In 1885-1886 he was a student in France and Germany, and in 1886-1887 attended the Union College of Law, Chicago. He then entered into his father's business, a large lumbering firm in northern Michigan. Carpenter's interest in research and the study of literature, however, steadily became more dominant, and in 1892 he left the firm to become one of the first graduate students in English Literature at the University of Chicago. After receiving his doctorate in 1895, he remained at the University as a teacher and stayed until his retirement in 1911.
Carpenter, both as a graduate student and as a professor, was keenly interested in the problems of research in literature. He was aware of the inadequacies and the inaccuracies of the available bibliographies and reference books, and worked to correct the situation. Other contributions to scholarship which Carpenter made were his work in the establishment of Modern Philology and his long service as library adviser to the University of Chicago and trustee to the Newberry Library.
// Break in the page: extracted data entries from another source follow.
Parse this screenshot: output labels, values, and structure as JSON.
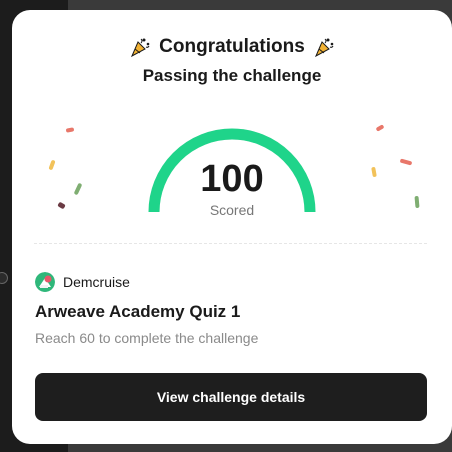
{
  "dialog": {
    "title": "Congratulations",
    "subtitle": "Passing the challenge",
    "title_icon": "party-popper-icon"
  },
  "result": {
    "score": "100",
    "score_label": "Scored",
    "progress_fraction": 1.0,
    "gauge_color": "#1fd48a"
  },
  "challenge": {
    "creator_name": "Demcruise",
    "quiz_title": "Arweave Academy Quiz 1",
    "requirement": "Reach 60 to complete the challenge"
  },
  "actions": {
    "details_label": "View challenge details"
  },
  "colors": {
    "button_bg": "#1e1e1e",
    "confetti_red": "#e8776a",
    "confetti_yellow": "#f2c25a",
    "confetti_green": "#7fae72",
    "confetti_maroon": "#6b3b44"
  }
}
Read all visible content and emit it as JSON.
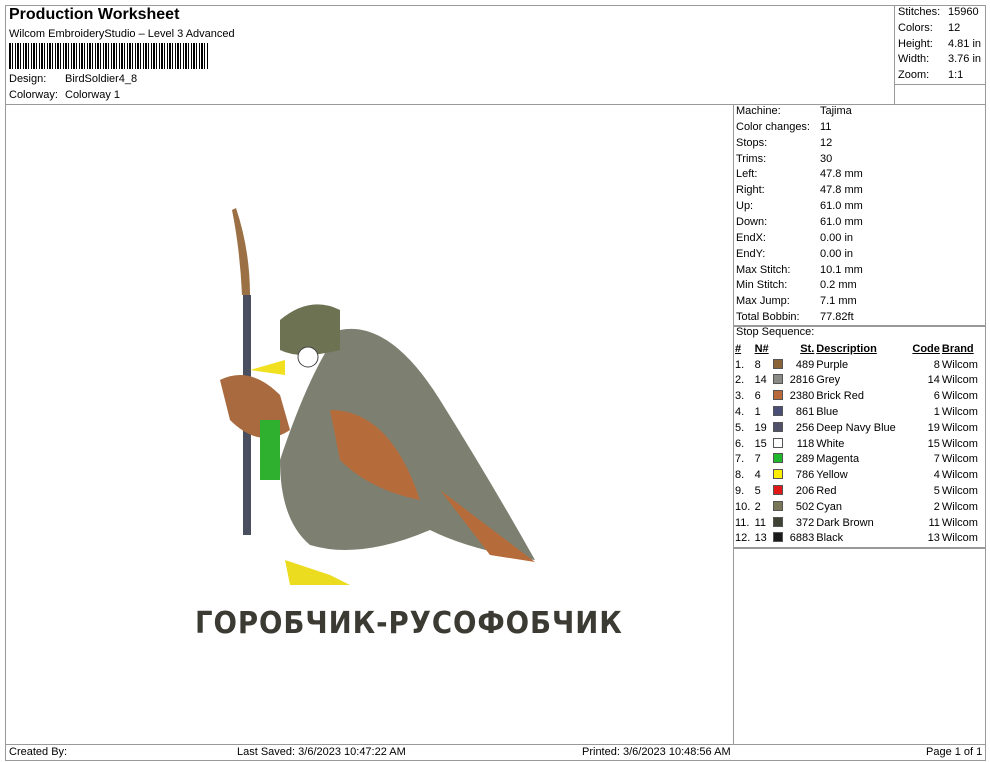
{
  "header": {
    "title": "Production Worksheet",
    "subtitle": "Wilcom EmbroideryStudio – Level 3 Advanced",
    "design_label": "Design:",
    "design": "BirdSoldier4_8",
    "colorway_label": "Colorway:",
    "colorway": "Colorway 1"
  },
  "summary": [
    {
      "k": "Stitches:",
      "v": "15960"
    },
    {
      "k": "Colors:",
      "v": "12"
    },
    {
      "k": "Height:",
      "v": "4.81 in"
    },
    {
      "k": "Width:",
      "v": "3.76 in"
    },
    {
      "k": "Zoom:",
      "v": "1:1"
    }
  ],
  "info": [
    {
      "k": "Machine:",
      "v": "Tajima"
    },
    {
      "k": "Color changes:",
      "v": "11"
    },
    {
      "k": "Stops:",
      "v": "12"
    },
    {
      "k": "Trims:",
      "v": "30"
    },
    {
      "k": "Left:",
      "v": "47.8 mm"
    },
    {
      "k": "Right:",
      "v": "47.8 mm"
    },
    {
      "k": "Up:",
      "v": "61.0 mm"
    },
    {
      "k": "Down:",
      "v": "61.0 mm"
    },
    {
      "k": "EndX:",
      "v": "0.00 in"
    },
    {
      "k": "EndY:",
      "v": "0.00 in"
    },
    {
      "k": "Max Stitch:",
      "v": "10.1 mm"
    },
    {
      "k": "Min Stitch:",
      "v": "0.2 mm"
    },
    {
      "k": "Max Jump:",
      "v": "7.1 mm"
    },
    {
      "k": "Total Bobbin:",
      "v": "77.82ft"
    }
  ],
  "stop_sequence": {
    "label": "Stop Sequence:",
    "headers": [
      "#",
      "N#",
      "St.",
      "Description",
      "Code",
      "Brand"
    ],
    "rows": [
      {
        "i": "1.",
        "n": "8",
        "color": "#8a6238",
        "st": "489",
        "desc": "Purple",
        "code": "8",
        "brand": "Wilcom"
      },
      {
        "i": "2.",
        "n": "14",
        "color": "#8a8a86",
        "st": "2816",
        "desc": "Grey",
        "code": "14",
        "brand": "Wilcom"
      },
      {
        "i": "3.",
        "n": "6",
        "color": "#b9683a",
        "st": "2380",
        "desc": "Brick Red",
        "code": "6",
        "brand": "Wilcom"
      },
      {
        "i": "4.",
        "n": "1",
        "color": "#4a4f78",
        "st": "861",
        "desc": "Blue",
        "code": "1",
        "brand": "Wilcom"
      },
      {
        "i": "5.",
        "n": "19",
        "color": "#50506a",
        "st": "256",
        "desc": "Deep Navy Blue",
        "code": "19",
        "brand": "Wilcom"
      },
      {
        "i": "6.",
        "n": "15",
        "color": "#ffffff",
        "st": "118",
        "desc": "White",
        "code": "15",
        "brand": "Wilcom"
      },
      {
        "i": "7.",
        "n": "7",
        "color": "#1fb82c",
        "st": "289",
        "desc": "Magenta",
        "code": "7",
        "brand": "Wilcom"
      },
      {
        "i": "8.",
        "n": "4",
        "color": "#ffee00",
        "st": "786",
        "desc": "Yellow",
        "code": "4",
        "brand": "Wilcom"
      },
      {
        "i": "9.",
        "n": "5",
        "color": "#e01818",
        "st": "206",
        "desc": "Red",
        "code": "5",
        "brand": "Wilcom"
      },
      {
        "i": "10.",
        "n": "2",
        "color": "#7a7658",
        "st": "502",
        "desc": "Cyan",
        "code": "2",
        "brand": "Wilcom"
      },
      {
        "i": "11.",
        "n": "11",
        "color": "#3e4232",
        "st": "372",
        "desc": "Dark Brown",
        "code": "11",
        "brand": "Wilcom"
      },
      {
        "i": "12.",
        "n": "13",
        "color": "#1a1a1a",
        "st": "6883",
        "desc": "Black",
        "code": "13",
        "brand": "Wilcom"
      }
    ]
  },
  "design_text": "ГОРОБЧИК-РУСОФОБЧИК",
  "footer": {
    "created": "Created By:",
    "saved": "Last Saved: 3/6/2023 10:47:22 AM",
    "printed": "Printed: 3/6/2023 10:48:56 AM",
    "page": "Page 1 of 1"
  }
}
In 1911 Carpenter retired to manage the large estate that his father had left him. His interest in scholarship, though, never waned, and he continued to serve as a trustee for the Newberry Library; to purchase books for the English Department at the University of Chicago; to serve as secretary of the Modern Language Association's Committee on the Reproduction of Books and Manuscripts; and in 1923 to publish his Reference Guide to Edmund Spenser. He died January 28, 1925
The papers in this collection are those that Carpenter collected while a student at Harvard and a professor at the University of Chicago. They reflect his concern with scholarship and his interest in the teaching of English literature. Occasional papers are included which belonged to Carpenter when he was a high school and an undergraduate student.
Cross-reference for notebook for English 83B (English Literary Criticism, taught by Carpenter, see the Edward Kirby Putnam notebooks, folder 5.